Dans les prisons, y’a pas que des matons. Après avoir décrit la douce vie des gardiens du pénitencier de Kondengui, voici un petit aperçu du quotidien de Pierre, prisonnier bienheureux
Comme pour s’éloigner des oreilles indiscrètes, Jérémie nous propose une escapade en ville. Il doit escorter un prisonnier malade à l’Hôpital Central de Yaoundé. « Le sida… », nous glisse-t-il d’un air entendu, tandis qu’un jeune gars vient nous serrer la pince. Le léger fumet de sueur fermentée mis à part, rien ne distingue le bagnard des passants ordinaires. Pierre, appelons-le ainsi, a un visage d’ange et un look de rappeur.
On s’engouffre à l’arrière d’un taxi de passage, entre l’ange sans menottes et le gardien sans arme. Malgré l’air jovial et rassurant des deux compères, le chauffeur s’agrippe au volant et s’agite sur l’accélérateur. Pierre, apprend-on, est accusé d’assassinat. Incarcéré depuis trois ans, sans avoir encore été ni jugé ni condamné (sauf par la maladie…), Pierre est un prisonnier modèle. Le jeune homme, 33 ans, a décidé de « consacrer sa vie à Dieu ». Levé tôt chaque matin, il passe ses journées en prière, à la chorale ou à propager la parole divine dans les couloirs surpeuplés de la prison. Faute d’un personnel pénitentiaire suffisant, et suffisamment payé, les bonnes sœurs sont omniprésentes à Kondengui, et font une bonne partie du boulot [1] .
Exemplaire, religieusement parlant, Pierre a bénéficié d’un coup de pouce de la Providence. « Moi, j’ai la chance d’avoir ma famille qui me soutient, reconnaît-il. Ce n’est pas si fréquent ! Les autres détenus sont souvent des enfants de la rue qui ont quitté leur province pour la ville, et sont tombés dans le crime… ». Du livre de prière qu’il promène avec lui, Pierre extirpe un carnet d’adresses aux pages jaunies. « Ma sœur habite à Volessanvlin, et j’ai un frère à Rosseny… ». Il nous tend la relique, en pointant les numéros en « 0033 ». Vaulx-en-Velin, Rosny-sous-Bois. Le paradis, vu de Kondengui.

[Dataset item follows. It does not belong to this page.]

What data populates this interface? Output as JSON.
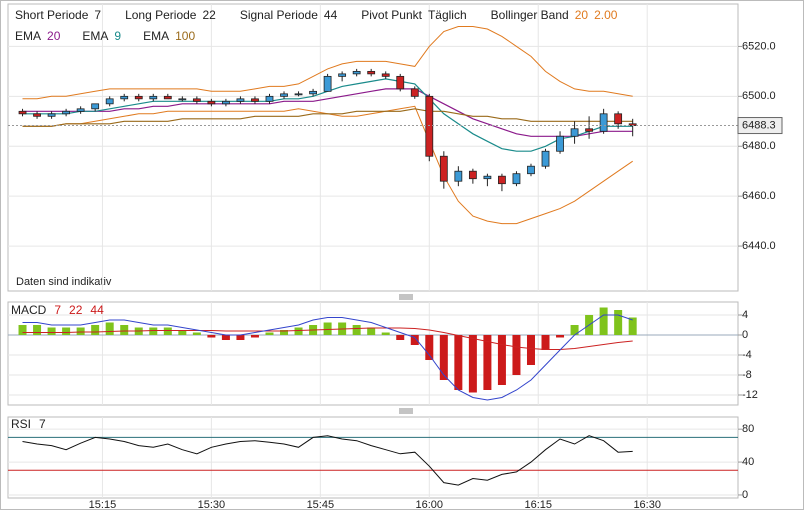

C’est en tout cas la générosité de sa sœur émigrée qui a permis à Pierre d’éviter le bout de l’enfer. Grâce à un joli dessous-de-table (15.000 Cfa, 23 euros), il a obtenu une place au « quartier semi-résidentiel », sorte de palier intermédiaire entre le mouroir des misérables et les cages dorées des DDP (détourneur de deniers publics) déchus. Les détenus n’y sont « que » 18 par cellule (presque un lit par personne !), peuvent regarder la télévision (quand elle fonctionne) et même préparer leurs propres repas (quand les familles apportent de quoi). Grâce au soutien familial, Pierre échappe depuis trois ans à la pitoyable pitance, quelques grammes de riz-haricots, infligée quotidiennement à ceux qui n’ont pas sa « chance ».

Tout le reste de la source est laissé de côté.